As financial instruments and transactions increase in complexity, the federal and state securities laws and the court cases interpreting them have become equally sprawling and complicated. In the process, these laws have been interpreted to apply to a variety of real estate investment vehicles that industry professionals don’t commonly think of as securities. As a result, a real estate offering can easily evolve into a securities offering unbeknownst to the participants, subjecting them to SEC and state regulations and potential liability for any violations. This article is not a compliance guide, but rather an overview of some of the securities issues you should discuss with an attorney before soliciting investments for your next real estate project.
The Securities Act of 1933 (the “Securities Act”) was passed in the wake of the stock market crash of 1929 to protect the investing public by requiring issuers of securities to register with the SEC unless they qualify for an exemption from registration. The Securities Act defines a “security” to include, among other things, stocks, bonds, notes, and the catchall – investment contracts. An “investment contract” is an arrangement whereby investors pool their money in a common enterprise, with the expectation of earning a profit substantially from the efforts of others. Courts have interpreted the term broadly to include passive investments in privately held limited partnerships and limited liability companies, as well as tenancies in common, all of which are common real estate investment vehicles.
Take my buddy Bob for example. Bob is a real estate broker who likes to buy and flip apartment complexes on the side. Bob wants to raise money for his next real estate investment by selling equity in the property’s holding company to private investors. The investors will have the right to vote on certain major decisions, and Bob will be responsible for the day-to-day management and operation of the property. Because the investors will rely on Bob’s efforts to make a profit, the investment opportunity Bob is proposing most likely constitutes an investment contract and is thus a security. Accordingly, Bob must either register with the SEC or qualify for an exemption from registration.

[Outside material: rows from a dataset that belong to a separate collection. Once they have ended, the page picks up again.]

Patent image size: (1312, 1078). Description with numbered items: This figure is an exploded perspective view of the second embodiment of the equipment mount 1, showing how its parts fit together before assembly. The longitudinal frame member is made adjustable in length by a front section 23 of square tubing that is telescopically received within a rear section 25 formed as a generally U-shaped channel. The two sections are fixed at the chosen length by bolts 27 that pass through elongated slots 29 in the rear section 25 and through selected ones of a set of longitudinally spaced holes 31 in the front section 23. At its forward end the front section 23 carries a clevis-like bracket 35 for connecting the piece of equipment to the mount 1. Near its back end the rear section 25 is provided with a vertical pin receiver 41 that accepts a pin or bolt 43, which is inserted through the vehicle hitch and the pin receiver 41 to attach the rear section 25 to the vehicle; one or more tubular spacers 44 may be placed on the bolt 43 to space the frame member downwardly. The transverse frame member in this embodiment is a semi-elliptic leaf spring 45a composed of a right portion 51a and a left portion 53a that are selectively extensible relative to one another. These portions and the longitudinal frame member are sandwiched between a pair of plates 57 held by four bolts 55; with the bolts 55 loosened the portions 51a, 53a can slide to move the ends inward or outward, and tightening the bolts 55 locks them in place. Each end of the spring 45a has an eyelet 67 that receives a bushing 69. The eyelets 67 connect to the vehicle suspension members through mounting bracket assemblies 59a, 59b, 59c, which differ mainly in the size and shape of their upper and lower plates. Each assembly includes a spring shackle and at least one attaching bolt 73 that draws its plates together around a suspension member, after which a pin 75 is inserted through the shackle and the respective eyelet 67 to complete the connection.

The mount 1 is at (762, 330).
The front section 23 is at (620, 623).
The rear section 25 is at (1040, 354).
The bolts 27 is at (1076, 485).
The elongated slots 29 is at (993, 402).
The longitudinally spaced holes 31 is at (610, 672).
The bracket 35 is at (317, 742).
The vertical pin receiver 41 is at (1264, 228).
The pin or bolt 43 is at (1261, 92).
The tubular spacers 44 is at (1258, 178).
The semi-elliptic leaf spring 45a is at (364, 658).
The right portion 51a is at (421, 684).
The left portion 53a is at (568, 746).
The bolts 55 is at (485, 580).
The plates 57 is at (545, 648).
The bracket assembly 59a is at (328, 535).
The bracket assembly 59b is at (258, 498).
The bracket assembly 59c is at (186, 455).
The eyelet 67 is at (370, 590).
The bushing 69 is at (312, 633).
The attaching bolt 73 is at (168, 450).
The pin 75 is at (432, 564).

SEC registration is an expensive and time-consuming process. Therefore, many real estate professionals seek to avoid it by relying on one of the commonly used federal exemptions from registration under Regulation D of the Securities Act, specifically Rule 506(b) and Rule 506(c), and their corresponding state exemptions. Under Rule 506(b) (formerly Rule 506), issuers may sell securities to an unlimited number of “accredited investors” (e.g., wealthy individuals and companies with $5 million in assets) and up to 35 non-accredited investors as long as they do not solicit investments publicly or advertise the offering. Rule 506(c) authorizes public solicitation and advertising; however, sales can only be made to accredited investors, and the real estate sponsor must take “reasonable steps” to verify accreditation. All securities sold pursuant to Rule 506(b) and Rule 506(c) are subject to resale restrictions, and notice filings must be made with the SEC and applicable state regulators within 15 days of the first sale pursuant to the offering. In addition, brokers and sales agents may not solicit potential investors for the venture or receive commissions on investments that are made (i.e., transaction-related compensation) unless they are registered as broker-dealers with the SEC and properly licensed to sell securities. Other exemptions from registration exist, but they are narrower and less established.
When an issuer is selling securities in an exempt offering, the issuer has to make full and complete disclosures to prospective investors of each and every fact such investors might consider material. These disclosures have to be presented in a way that is easy to understand and not misleading. The most common method of making these disclosures is in a private placement memorandum (“PPM”), which describes the terms of the offering and all material risks related to an investment in the company and the company’s investment in the property. The PPM also contains information about the issuer’s business, track record (if any), management, and ownership, as well as certain statements required by federal and state securities laws. Some of these risks (e.g., the risk of a natural disaster) are common to many exempt offerings across a wide variety of industries. But because each offering contains unique features and risks, the PPM should be tailored to the deal rather than treated as a boilerplate document.
There are severe penalties for engaging in an unlawful securities offering, including monetary penalties, rescission of investors’ capital (which can be particularly tricky if the issuer’s capital is tied up in an illiquid asset such as real estate), personal liability for the officers and directors of the sponsor, and, for willful violations, jail time. The SEC can also prohibit the principals from sponsoring or participating in securities offerings in the future. Although securities compliance complicates transactions and adds time and expense, the cost and inconvenience pale in comparison to those incurred in defending a lawsuit or investigation.
If you, like Bob, are considering raising capital for your next real estate venture or making a passive investment in a real estate offering, you should consult your attorney first. It’s well worth the investment.